Judy Holstein, RDT/BCT was the Program Manager for a senior day program for elders in Evanston, Illinois. In her drama therapy groups, she created dramatic opportunities to re-visit enjoyable times past and to celebrate the present. A session might involve creating humorous commercials for “products that help with an age-related issue,” or making up an original radio drama based on a favorite radio show like “The Shadow” or “Fibber McGee and Molly,” or re-enacting an important story from Jewish history, such as the Purim Story or the Passover Story.
But drama therapy is not just about the past; it can help process current events. Judy recalls several years ago a drama group was scheduled on the day after a gunman shot and killed a number of people at a Jewish Community Center in Los Angeles. The group members were very upset at the news reports and needed to process their anger, frustration, and helplessness. A number were survivors of the Holocaust or had relatives who had died in Hitler’s concentration camps, so this example of violence was very upsetting to them. Judy and her assistant Deb Mier, RDT, led the group in brainstorming the creation of a new and improved society, which they dubbed “Earth 2 – Dreamland.” In this place children with potential emotional problems would be identified and helped when they were young, so they wouldn’t grow up to become adults who hurt others. A council of young and old called The Care-Givers would work together to make sure that justice was served and needs were met for all. The group nominated their choices for this council, including 2 group members who were highly admired and respected, the Reverend Jesse Jackson, Sammy Sosa, Michael Jordan, and – to her great honor and surprise — Judy. Then they all stood together, held hands, and chanted “Let us begin!” This drama therapy ritual brought closure and relief to the group as they struggled to find meaning in an upsetting event and allowed them to continue to act as problem-solvers and care-givers.

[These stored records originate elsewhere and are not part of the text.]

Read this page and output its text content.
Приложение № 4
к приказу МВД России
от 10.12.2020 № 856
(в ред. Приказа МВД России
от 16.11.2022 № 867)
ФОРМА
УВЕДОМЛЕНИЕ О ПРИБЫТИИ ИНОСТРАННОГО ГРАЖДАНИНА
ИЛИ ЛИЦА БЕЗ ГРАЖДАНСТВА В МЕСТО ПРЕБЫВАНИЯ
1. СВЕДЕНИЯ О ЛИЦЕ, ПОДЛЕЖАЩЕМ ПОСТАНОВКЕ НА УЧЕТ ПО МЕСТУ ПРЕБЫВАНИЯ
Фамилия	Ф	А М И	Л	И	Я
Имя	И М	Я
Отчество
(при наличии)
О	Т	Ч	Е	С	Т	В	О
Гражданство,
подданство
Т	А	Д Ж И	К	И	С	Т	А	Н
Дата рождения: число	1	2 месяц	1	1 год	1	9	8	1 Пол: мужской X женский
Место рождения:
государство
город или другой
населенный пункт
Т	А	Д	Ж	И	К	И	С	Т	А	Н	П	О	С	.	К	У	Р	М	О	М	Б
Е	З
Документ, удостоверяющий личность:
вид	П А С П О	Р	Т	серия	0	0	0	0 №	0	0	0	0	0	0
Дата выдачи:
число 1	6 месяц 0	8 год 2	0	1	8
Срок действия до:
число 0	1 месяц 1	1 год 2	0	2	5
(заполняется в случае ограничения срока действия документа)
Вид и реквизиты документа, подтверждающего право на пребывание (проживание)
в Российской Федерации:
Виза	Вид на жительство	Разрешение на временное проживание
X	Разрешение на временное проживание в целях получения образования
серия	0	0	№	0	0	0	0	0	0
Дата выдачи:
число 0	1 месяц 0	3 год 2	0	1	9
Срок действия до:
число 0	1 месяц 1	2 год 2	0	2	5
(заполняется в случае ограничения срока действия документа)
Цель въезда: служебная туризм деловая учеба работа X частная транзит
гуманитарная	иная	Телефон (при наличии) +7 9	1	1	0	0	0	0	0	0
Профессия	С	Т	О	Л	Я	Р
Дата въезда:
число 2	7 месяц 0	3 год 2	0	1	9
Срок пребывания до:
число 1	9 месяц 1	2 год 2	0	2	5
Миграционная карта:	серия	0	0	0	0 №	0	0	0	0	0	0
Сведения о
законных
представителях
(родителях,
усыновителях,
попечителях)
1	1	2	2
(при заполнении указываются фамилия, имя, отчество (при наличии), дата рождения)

Quality of life, an important concept in serving the needs of older clients, relates to “an individual’s personal sense of satisfaction with areas of life such as physical comfort, emotional well-being, and interpersonal connections.” (Kuhn, Origara, & Kasayka, 2000). Quality of life is particularly important in the lives of those who live in nursing homes or who are dealing with varying degrees of dementia. Drama therapy, with its emphasis on being “here and now,” on connecting with others, on communicating and making meaning together, has proven to contribute to quality of life. In 2001 a study using Dementia Care Mapping was conducted at the day program Judy Holstein managed. Six clients were observed doing a variety of activities on two different days. Residents had a “significant spike on a subscale of ‘Pleasure’ on the Affect Rating Scale and recorded the highest level of individual well-being scores during the 75-minute drama session. There was nothing to compare to these scores…except for the 30-minute music/dance session.” (Kuhn, 2001).

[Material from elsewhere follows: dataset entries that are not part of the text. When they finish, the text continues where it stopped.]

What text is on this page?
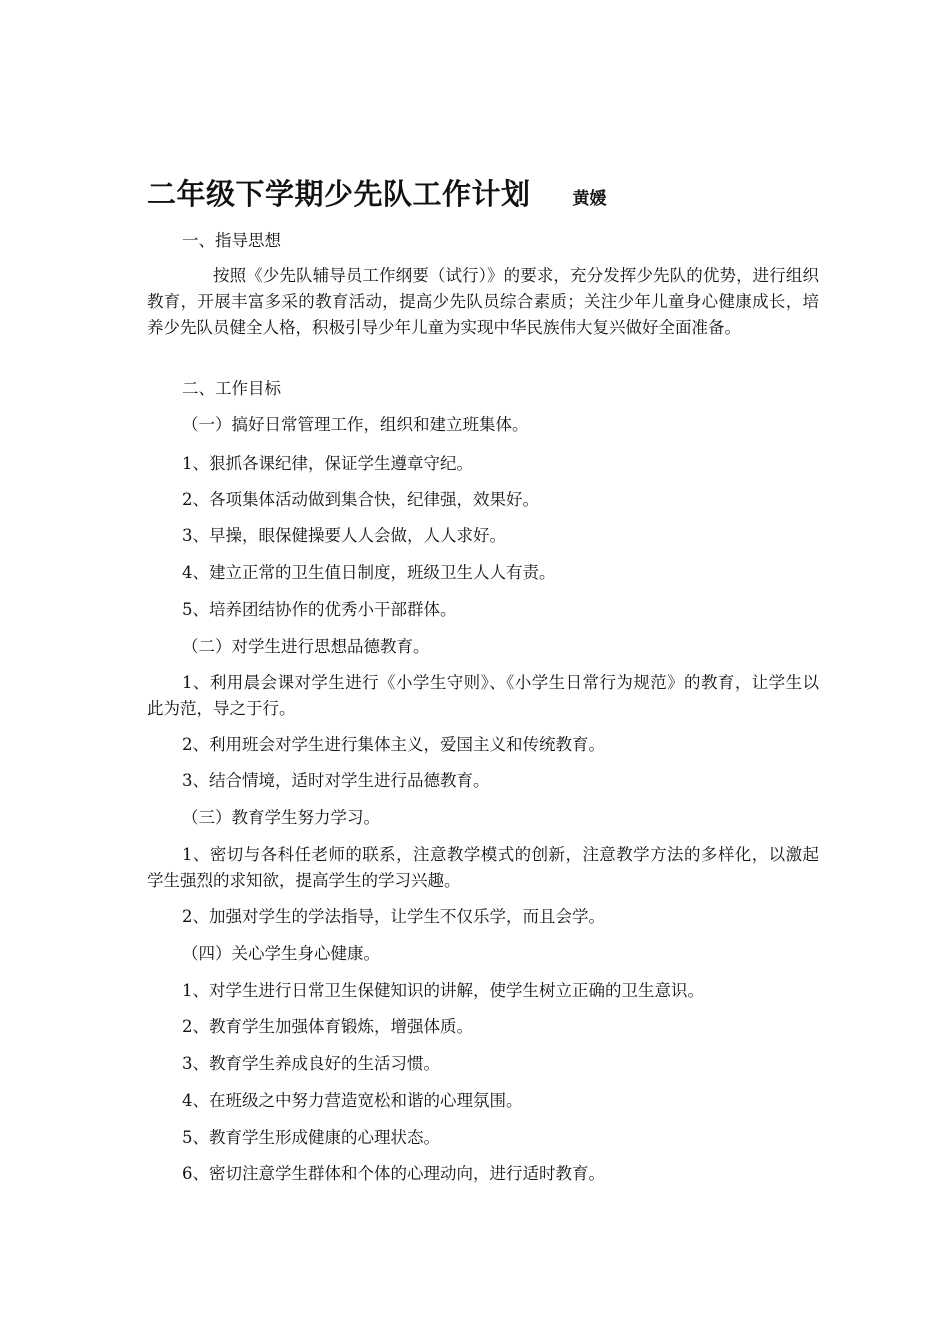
二年级下学期少先队工作计划 黄媛
一、指导思想
按照《少先队辅导员工作纲要（试行）》的要求，充分发挥少先队的优势，进行组织教育，开展丰富多采的教育活动，提高少先队员综合素质；关注少年儿童身心健康成长，培养少先队员健全人格，积极引导少年儿童为实现中华民族伟大复兴做好全面准备。
二、工作目标
（一）搞好日常管理工作，组织和建立班集体。
1、狠抓各课纪律，保证学生遵章守纪。
2、各项集体活动做到集合快，纪律强，效果好。
3、早操，眼保健操要人人会做，人人求好。
4、建立正常的卫生值日制度，班级卫生人人有责。
5、培养团结协作的优秀小干部群体。
（二）对学生进行思想品德教育。
1、利用晨会课对学生进行《小学生守则》、《小学生日常行为规范》的教育，让学生以此为范，导之于行。
2、利用班会对学生进行集体主义，爱国主义和传统教育。
3、结合情境，适时对学生进行品德教育。
（三）教育学生努力学习。
1、密切与各科任老师的联系，注意教学模式的创新，注意教学方法的多样化，以激起学生强烈的求知欲，提高学生的学习兴趣。
2、加强对学生的学法指导，让学生不仅乐学，而且会学。
（四）关心学生身心健康。
1、对学生进行日常卫生保健知识的讲解，使学生树立正确的卫生意识。
2、教育学生加强体育锻炼，增强体质。
3、教育学生养成良好的生活习惯。
4、在班级之中努力营造宽松和谐的心理氛围。
5、教育学生形成健康的心理状态。
6、密切注意学生群体和个体的心理动向，进行适时教育。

Drama therapy is also useful with fully-functioning older adults who want to continue to grow, enhance their talents, and give back to the community. Acting has been shown to enhance memory and cognitive abilities of elders (Noice, Noice, Perrig-Chiello & Perrig, 1999; Noice, Noice, & Staines, 2004; Noice & Noice, 2008). Mental and physical health improvements result when participants are immersed in drama, because it involves the challenging tasks of analysis, empathy, emotional integration, physical expression, and socialization, all of which jumpstart the growth of new neurons in the brain as well as growth in the number of synapses on older neurons (Cohen, 2006; Cohen, 2009; Noice, Noice, & Kramer, 2013). The physical, mental, emotional, and relational tasks involved while acting out a character encourage connections to be formed and exercises across the brain from the left to right hemisphere and from top to bottom of the brain, providing better overall brain functioning.
All of this can be done without requiring older actors to memorize lines. Drama can be created in a purely process, improvisational basis or plays can be devised without a script, or actors practice storytelling skills to share their experiences with younger generations.